Friday Music

A pretty eclectic mix for you this week….

In honor of last night’s viewing of the advanced screening, I give you “The Ballad of Serenity”, which, being the theme to the Fox TV series Firefly was actually not a part of the film…I’m hoping that it’s eventually put in over the end credits when the film is complete.

On the way home from the movie last night, I heard this new song on 97.3 The Planet: Luce – “Buy A Dog” I’m not sure why, but it hooked me immediately. Something about the guys voice, I think.

One of my favorite guitar hooks of all time is featured in Crosby Stills & Nash’s “Dark Star”, which, despite lyrics which are fairly clearly about a woman, has always made me think of far-flung space operas with starships zooming off into the night. Yes, that makes no sense. I’m a geek. Sue me.

The link here is a bit slow, but when I stumble across somebody who’s got a copy of one of my favorite techno songs online, I can’t pass it up. Darude – “Sandstorm”. It’s pretty much a love-it-or-hate-it kinda thing in my experience….if you don’t have a tolerance for what a friend of mine once called “thump-thump music”, you’ll probably not be too much of a fan. Me, I eat this stuff up.

In honor of our securing tickets for the concert in July, I’ll put up one of my favorite Duran Duran songs from their latter period, when they weren’t getting much radio attention, but were still producing some brilliant material. Duran Duran – “Out of My Mind” was featured on the soundtrack to the Val Kilmer film version of The Saint (which Laura will quickly tell you, given the opportunity, is a bastardization of the character, bearing almost no similarities whatsoever to the character that Leslie Charteris wrote about).

A bit further in the way-back machine, we come to the 1980s, and the best-known single by Nik Kershaw – “Wouldn’t It Be Good”. I still have the entire Human Racing album. Love this stuff. Kershaw’s most famous single would get even more exposure when it was used in the John Hughes film Pretty in Pink, but for some strange, unknown reason, Hughes opted to have an unknown band, the Danny Hutton Hitters, record an essentially identical cover of the song rather than use Kershaw’s original.

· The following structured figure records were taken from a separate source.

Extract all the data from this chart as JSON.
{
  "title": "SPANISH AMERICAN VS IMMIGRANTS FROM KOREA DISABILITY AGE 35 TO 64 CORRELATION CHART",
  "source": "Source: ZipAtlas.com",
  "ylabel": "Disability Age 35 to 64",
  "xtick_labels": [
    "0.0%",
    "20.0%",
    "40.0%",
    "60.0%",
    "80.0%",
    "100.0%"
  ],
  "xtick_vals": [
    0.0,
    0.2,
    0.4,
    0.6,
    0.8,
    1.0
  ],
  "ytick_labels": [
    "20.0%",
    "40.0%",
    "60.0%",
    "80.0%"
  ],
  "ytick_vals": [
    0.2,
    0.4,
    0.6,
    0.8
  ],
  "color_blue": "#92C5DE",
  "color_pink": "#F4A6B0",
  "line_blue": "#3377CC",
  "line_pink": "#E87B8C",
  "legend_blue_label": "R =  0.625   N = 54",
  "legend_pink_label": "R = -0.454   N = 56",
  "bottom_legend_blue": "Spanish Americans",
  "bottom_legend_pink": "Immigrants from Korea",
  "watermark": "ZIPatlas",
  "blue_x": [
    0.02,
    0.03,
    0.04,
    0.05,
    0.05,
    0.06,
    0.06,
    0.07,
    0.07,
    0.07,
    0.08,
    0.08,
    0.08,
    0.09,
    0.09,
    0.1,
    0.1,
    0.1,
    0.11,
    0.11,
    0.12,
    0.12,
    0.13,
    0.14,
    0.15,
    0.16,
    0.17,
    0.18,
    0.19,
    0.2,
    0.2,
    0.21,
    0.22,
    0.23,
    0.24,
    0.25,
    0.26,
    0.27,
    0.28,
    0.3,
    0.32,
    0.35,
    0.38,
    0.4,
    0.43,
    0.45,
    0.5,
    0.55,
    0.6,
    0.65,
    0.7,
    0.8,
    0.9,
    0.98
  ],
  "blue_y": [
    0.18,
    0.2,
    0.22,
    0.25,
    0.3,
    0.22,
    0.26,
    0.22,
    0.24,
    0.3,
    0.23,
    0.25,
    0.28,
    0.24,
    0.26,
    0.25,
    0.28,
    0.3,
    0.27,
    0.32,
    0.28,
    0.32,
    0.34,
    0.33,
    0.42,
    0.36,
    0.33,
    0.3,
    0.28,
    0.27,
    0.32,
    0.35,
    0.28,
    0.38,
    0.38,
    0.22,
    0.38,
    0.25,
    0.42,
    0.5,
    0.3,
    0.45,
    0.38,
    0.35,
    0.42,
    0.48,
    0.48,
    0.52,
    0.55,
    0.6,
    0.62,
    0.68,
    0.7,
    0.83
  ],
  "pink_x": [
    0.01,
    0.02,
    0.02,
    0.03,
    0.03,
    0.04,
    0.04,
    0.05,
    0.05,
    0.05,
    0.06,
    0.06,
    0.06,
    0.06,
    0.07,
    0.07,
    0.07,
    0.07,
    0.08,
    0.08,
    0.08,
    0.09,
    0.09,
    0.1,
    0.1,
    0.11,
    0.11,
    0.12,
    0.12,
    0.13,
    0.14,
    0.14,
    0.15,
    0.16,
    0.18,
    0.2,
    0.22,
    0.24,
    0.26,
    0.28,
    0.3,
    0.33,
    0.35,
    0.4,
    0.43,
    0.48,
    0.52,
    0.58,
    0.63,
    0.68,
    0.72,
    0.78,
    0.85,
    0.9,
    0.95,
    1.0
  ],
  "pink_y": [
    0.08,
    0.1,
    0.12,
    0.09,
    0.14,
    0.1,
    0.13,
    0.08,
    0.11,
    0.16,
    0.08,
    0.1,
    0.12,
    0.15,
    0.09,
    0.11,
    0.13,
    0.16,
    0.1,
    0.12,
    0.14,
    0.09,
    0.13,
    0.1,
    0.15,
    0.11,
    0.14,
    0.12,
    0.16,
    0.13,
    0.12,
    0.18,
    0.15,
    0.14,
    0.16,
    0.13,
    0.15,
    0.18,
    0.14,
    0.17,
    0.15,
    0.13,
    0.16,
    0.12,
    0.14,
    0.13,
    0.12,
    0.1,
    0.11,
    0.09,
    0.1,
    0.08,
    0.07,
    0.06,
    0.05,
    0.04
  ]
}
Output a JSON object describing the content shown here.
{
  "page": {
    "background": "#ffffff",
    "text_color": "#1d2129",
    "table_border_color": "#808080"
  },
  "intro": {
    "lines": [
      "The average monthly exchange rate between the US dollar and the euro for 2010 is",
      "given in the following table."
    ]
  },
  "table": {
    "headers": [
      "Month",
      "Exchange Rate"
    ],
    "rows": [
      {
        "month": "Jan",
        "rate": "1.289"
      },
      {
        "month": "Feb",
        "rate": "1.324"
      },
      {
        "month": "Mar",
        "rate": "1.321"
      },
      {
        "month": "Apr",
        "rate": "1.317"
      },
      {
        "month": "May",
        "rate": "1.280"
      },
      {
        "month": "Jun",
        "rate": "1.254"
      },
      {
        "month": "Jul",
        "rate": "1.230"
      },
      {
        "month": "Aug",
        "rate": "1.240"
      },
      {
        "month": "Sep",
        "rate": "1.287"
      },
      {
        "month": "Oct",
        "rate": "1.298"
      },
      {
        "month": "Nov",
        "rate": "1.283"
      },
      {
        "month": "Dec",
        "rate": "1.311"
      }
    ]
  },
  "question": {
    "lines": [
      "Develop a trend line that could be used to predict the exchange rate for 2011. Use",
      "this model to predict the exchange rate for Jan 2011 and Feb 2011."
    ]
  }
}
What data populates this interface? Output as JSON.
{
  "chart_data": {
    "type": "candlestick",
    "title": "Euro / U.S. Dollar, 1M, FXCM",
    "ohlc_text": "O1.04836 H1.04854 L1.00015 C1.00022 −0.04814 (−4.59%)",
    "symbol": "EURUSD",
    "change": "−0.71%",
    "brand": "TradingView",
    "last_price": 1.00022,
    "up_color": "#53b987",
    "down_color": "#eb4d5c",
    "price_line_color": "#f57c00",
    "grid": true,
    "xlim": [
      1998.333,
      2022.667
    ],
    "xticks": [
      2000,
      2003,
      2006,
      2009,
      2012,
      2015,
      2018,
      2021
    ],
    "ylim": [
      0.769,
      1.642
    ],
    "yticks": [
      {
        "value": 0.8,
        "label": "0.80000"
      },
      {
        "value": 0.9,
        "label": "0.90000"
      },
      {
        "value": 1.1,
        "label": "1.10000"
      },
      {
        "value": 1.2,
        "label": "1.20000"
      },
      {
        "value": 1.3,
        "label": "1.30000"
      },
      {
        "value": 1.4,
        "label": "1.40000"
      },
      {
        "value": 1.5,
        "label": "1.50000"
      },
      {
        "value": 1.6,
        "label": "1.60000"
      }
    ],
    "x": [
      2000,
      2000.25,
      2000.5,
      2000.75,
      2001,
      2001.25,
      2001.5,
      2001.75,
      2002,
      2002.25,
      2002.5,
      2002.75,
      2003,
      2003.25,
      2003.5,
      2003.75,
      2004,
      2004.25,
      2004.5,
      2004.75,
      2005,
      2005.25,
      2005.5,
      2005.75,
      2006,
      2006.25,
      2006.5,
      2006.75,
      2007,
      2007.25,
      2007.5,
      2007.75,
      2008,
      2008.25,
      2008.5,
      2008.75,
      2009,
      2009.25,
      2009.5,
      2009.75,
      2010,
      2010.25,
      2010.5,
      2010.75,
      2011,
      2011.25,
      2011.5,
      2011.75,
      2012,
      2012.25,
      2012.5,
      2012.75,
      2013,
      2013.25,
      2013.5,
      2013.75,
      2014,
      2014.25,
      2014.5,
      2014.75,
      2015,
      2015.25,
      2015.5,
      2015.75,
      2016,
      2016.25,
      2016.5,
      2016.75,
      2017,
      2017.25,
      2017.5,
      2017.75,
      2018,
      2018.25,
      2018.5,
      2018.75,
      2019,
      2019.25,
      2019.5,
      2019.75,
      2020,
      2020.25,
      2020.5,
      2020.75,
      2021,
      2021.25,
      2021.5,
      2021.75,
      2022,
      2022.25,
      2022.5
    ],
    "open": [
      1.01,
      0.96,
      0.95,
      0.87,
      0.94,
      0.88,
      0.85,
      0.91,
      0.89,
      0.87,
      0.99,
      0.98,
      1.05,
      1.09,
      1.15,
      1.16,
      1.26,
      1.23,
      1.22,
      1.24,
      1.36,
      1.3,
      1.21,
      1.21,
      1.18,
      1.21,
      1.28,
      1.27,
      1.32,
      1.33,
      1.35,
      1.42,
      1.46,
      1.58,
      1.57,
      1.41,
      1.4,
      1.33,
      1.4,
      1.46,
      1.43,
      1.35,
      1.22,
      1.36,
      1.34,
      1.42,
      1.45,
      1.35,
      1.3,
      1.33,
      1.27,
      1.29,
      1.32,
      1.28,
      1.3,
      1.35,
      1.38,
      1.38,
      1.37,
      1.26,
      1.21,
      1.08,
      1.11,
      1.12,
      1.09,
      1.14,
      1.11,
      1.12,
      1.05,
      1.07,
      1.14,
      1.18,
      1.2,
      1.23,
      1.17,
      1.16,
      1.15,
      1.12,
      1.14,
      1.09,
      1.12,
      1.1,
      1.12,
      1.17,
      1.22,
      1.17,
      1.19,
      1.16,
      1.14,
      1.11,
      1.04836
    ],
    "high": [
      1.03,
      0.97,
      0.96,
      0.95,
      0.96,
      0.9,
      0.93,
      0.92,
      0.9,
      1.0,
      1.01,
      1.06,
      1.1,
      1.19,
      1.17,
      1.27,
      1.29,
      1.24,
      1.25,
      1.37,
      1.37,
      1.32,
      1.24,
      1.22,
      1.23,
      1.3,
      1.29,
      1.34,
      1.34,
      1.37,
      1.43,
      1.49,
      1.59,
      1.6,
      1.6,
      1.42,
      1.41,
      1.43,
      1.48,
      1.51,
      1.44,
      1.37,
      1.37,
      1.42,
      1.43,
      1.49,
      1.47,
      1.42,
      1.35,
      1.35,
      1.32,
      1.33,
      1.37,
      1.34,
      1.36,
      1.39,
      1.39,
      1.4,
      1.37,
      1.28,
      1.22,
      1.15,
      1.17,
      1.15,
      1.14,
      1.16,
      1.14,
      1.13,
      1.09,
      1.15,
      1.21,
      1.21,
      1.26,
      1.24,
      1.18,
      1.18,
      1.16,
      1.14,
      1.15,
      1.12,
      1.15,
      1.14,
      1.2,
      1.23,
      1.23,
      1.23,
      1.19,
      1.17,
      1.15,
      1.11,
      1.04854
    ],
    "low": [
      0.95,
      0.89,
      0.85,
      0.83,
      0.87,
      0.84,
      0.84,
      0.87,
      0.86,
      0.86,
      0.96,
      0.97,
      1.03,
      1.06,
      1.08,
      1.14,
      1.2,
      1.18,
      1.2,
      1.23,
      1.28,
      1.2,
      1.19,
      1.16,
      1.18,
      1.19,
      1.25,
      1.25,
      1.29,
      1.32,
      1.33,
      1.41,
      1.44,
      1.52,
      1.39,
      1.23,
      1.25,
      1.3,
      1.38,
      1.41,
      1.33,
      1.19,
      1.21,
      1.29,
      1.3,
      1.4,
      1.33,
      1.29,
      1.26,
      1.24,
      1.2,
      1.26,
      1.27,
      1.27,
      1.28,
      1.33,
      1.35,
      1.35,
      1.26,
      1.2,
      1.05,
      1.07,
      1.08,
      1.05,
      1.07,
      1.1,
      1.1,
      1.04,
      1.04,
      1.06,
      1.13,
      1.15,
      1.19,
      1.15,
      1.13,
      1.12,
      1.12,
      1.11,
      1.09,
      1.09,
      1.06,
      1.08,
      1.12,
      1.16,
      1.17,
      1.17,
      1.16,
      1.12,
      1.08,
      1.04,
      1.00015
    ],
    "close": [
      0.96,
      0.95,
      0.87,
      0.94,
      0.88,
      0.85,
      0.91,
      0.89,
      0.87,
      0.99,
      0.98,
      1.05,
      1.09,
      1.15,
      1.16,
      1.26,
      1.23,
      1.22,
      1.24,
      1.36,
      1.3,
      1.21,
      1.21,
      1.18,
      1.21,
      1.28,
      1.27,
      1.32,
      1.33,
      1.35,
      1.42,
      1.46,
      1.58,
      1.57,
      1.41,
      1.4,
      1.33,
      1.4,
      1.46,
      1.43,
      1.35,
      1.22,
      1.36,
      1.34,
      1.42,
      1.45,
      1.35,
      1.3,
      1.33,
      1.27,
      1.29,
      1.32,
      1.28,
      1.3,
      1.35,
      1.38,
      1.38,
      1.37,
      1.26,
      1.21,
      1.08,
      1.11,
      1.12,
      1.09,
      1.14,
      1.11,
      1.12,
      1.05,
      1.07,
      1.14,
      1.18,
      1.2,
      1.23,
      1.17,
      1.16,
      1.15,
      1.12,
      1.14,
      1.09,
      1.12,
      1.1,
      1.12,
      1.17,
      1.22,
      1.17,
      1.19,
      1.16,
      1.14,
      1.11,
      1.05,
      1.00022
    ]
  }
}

Nothing says “80s dance club” more than the piercing falsetto of Jimmy Somerville, whether singing with The Communards, or here with Bronski Beat – “Why?”. I spent so much time listening to this kind of stuff in my room that I’m pretty sure that my mother must have thought I was Gay at least once.

In case you are among the uninitiated, I’ll fill you in: Dario Argento is one of the most brilliant directors in the horror genre. For many of his films, he teamed with the Italian progressive-rock group Goblin, who created unique scores to accompany the disturbing imagery onscreen. Here is the 1977 theme song to Argento’s best-known work, a surreal and nightmarish film about an American ballet student enrolled in a prestigious German dance academy, which turns out to be run by a diabolist coven under the command of a centuries-old “Black Witch”: Goblin – “Suspiria”

Another favorite film track of mine: The film version of The Shadow, with Alec Baldwin, was right up my alley–pulpy goodness abounded. Even better, the closing credits to the movie featured a song written by Jim Steinman, composer of “Bat Out of Hell” (and much of the rest of Meatloaf’s oeuvre), “Total Eclipse of the Heart”, several tracks from “Streets of Fire,” etc., whose bombastic, melodramatic anthems are amazingly recognizable even though he doesn’t perform his own work. Taylor Dane – “Original Sin (Theme From The Shadow)”.

…and, lastly, we have Kate Bush – “Hounds of Love”….because, well… Dude. It’s Kate Bush.